Samenvatting
Introduction: Vascular smooth muscle cells (VSMCs) play a pivotal role in vascular homeostasis, with dysregulation leading to vascular complications. Human-induced pluripotent stem-cell (hiPSC)-derived VSMCs offer prospects for personalized disease modeling and regenerative strategies. Current research lacks comparative studies on the impact of three-dimensional (3D) substrate properties under cyclic strain on phenotypic adaptation in hiPSC-derived VSMCs.
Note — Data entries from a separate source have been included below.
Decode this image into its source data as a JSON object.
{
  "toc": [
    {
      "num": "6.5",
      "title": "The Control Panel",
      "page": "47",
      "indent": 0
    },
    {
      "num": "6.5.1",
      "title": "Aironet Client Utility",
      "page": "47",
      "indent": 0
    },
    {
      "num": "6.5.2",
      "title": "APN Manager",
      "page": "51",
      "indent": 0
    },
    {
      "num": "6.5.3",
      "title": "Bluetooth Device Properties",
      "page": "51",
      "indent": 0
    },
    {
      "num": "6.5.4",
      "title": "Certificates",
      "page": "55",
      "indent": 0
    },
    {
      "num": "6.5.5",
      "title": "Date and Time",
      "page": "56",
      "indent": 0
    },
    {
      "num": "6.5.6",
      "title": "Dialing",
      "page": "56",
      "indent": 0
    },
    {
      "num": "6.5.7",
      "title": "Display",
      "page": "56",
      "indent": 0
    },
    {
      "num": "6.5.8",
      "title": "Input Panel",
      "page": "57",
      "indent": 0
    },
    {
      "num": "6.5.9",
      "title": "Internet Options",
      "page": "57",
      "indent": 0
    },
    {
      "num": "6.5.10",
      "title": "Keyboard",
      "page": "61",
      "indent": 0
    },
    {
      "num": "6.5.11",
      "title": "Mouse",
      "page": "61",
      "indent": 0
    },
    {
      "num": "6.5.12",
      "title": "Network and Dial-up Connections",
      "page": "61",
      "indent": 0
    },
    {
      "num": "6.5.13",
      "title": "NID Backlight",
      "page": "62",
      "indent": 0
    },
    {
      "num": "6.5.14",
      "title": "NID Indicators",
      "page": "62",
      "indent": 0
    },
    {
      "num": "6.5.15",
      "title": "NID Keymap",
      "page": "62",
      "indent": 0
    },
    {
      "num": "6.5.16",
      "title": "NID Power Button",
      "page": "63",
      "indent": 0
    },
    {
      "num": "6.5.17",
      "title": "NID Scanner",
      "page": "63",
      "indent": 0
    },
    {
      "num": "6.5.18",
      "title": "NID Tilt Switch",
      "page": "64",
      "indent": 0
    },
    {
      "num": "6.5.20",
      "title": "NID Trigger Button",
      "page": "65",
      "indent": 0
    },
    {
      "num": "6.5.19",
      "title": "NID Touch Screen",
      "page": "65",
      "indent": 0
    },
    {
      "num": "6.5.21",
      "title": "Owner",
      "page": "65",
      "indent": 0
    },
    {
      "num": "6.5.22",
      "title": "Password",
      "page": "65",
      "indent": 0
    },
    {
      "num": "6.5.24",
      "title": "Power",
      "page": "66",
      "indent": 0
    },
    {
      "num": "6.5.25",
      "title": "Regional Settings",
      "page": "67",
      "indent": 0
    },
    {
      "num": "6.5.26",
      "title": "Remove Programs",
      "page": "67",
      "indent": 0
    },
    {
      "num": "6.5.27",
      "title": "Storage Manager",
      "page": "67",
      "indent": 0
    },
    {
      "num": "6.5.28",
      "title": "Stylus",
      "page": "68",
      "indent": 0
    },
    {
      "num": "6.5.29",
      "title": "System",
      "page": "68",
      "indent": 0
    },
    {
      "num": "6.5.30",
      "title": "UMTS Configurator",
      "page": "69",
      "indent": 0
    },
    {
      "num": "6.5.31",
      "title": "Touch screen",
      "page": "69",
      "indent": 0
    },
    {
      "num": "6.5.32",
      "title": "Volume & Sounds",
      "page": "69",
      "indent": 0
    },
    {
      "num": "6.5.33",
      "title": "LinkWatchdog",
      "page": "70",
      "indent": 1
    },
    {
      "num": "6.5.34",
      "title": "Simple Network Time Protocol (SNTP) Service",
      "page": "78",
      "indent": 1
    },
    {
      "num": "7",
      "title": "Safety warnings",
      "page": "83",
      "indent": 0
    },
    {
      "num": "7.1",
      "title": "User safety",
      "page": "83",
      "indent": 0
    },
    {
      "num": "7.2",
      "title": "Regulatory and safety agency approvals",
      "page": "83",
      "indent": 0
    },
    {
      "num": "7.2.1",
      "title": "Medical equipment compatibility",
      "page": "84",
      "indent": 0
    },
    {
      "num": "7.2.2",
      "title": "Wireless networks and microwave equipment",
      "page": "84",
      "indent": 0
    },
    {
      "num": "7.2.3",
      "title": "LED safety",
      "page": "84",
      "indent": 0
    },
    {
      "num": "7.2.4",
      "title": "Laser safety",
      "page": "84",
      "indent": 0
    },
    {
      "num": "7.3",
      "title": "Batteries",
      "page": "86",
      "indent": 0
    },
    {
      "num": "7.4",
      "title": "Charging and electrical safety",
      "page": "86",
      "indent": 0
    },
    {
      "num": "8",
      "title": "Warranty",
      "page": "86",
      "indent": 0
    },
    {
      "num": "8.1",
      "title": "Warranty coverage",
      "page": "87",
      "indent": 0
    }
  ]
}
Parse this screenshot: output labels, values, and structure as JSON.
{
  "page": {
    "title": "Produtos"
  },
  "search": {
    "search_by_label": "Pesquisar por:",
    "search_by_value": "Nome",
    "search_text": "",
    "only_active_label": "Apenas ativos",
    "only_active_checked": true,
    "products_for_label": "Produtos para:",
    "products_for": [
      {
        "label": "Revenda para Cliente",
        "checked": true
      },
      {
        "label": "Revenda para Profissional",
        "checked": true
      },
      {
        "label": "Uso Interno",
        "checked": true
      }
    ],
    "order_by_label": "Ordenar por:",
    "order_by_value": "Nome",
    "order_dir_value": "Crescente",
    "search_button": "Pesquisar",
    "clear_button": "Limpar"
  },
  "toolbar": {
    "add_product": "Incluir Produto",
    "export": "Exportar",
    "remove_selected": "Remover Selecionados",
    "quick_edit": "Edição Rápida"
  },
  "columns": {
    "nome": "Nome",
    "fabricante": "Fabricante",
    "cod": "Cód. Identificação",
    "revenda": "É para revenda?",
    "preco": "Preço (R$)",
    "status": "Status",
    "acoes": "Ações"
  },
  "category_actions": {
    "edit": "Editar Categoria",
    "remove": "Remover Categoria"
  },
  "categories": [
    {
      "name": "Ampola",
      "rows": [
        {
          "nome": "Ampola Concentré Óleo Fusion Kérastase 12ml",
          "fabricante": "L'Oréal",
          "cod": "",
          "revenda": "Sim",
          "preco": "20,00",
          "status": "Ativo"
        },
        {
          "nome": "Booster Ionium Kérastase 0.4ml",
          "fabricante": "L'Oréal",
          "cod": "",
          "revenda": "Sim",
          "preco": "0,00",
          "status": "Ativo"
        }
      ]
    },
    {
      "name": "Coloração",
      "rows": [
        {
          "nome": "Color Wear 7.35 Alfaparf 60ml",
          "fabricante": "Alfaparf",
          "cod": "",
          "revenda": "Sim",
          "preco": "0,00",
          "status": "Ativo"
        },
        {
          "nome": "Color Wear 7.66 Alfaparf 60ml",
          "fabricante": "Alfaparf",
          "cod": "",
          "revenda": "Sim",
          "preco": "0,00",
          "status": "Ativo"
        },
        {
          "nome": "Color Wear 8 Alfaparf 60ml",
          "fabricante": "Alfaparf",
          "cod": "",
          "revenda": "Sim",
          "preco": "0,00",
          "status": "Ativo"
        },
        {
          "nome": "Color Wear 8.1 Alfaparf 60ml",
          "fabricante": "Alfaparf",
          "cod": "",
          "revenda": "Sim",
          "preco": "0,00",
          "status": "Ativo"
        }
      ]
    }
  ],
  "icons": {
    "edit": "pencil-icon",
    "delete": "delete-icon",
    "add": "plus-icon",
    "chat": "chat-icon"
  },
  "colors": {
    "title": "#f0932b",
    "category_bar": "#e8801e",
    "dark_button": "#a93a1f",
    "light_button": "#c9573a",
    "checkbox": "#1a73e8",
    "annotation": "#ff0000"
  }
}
Here, we aim to investigate the impact of intrinsic substrate properties, such as the hydrogel’s elastic modulus and cross-linking density in a 3D static and dynamic environment, on the phenotypical adaptation of human mural cells derived from hiPSC-derived organoids (ODMCs), compared to aortic VSMCs. Methods and results: ODMCs were cultured in two-dimensional (2D) conditions with synthetic or contractile differentiation medium or in 3D Gelatin Methacryloyl (GelMa) substrates with varying degrees of functionalization and percentages to modulate Young’s modulus and cross-linking density. Cells in 3D substrates were exposed to cyclic, unidirectional strain. Phenotype characterization was conducted using specific markers through immunofluorescence and gene expression analysis. Under static 2D culture, ODMCs derived from hiPSCs exhibited a VSMC phenotype, expressing key mural markers, and demonstrated a level of phenotypic plasticity similar to primary human VSMCs. In static 3D culture, a substrate with a higher Young’s modulus and cross-linking density promoted a contractile phenotype in ODMCs and VSMCs. Dynamic stimulation in the 3D substrate promoted a switch toward a contractile phenotype in both cell types. Conclusion: Our study demonstrates phenotypic plasticity of human ODMCs in response to 2D biological and 3D mechanical stimuli that equals that of primary human VSMCs. These findings may contribute to the advancement of tailored approaches for vascular disease modeling and regenerative strategies.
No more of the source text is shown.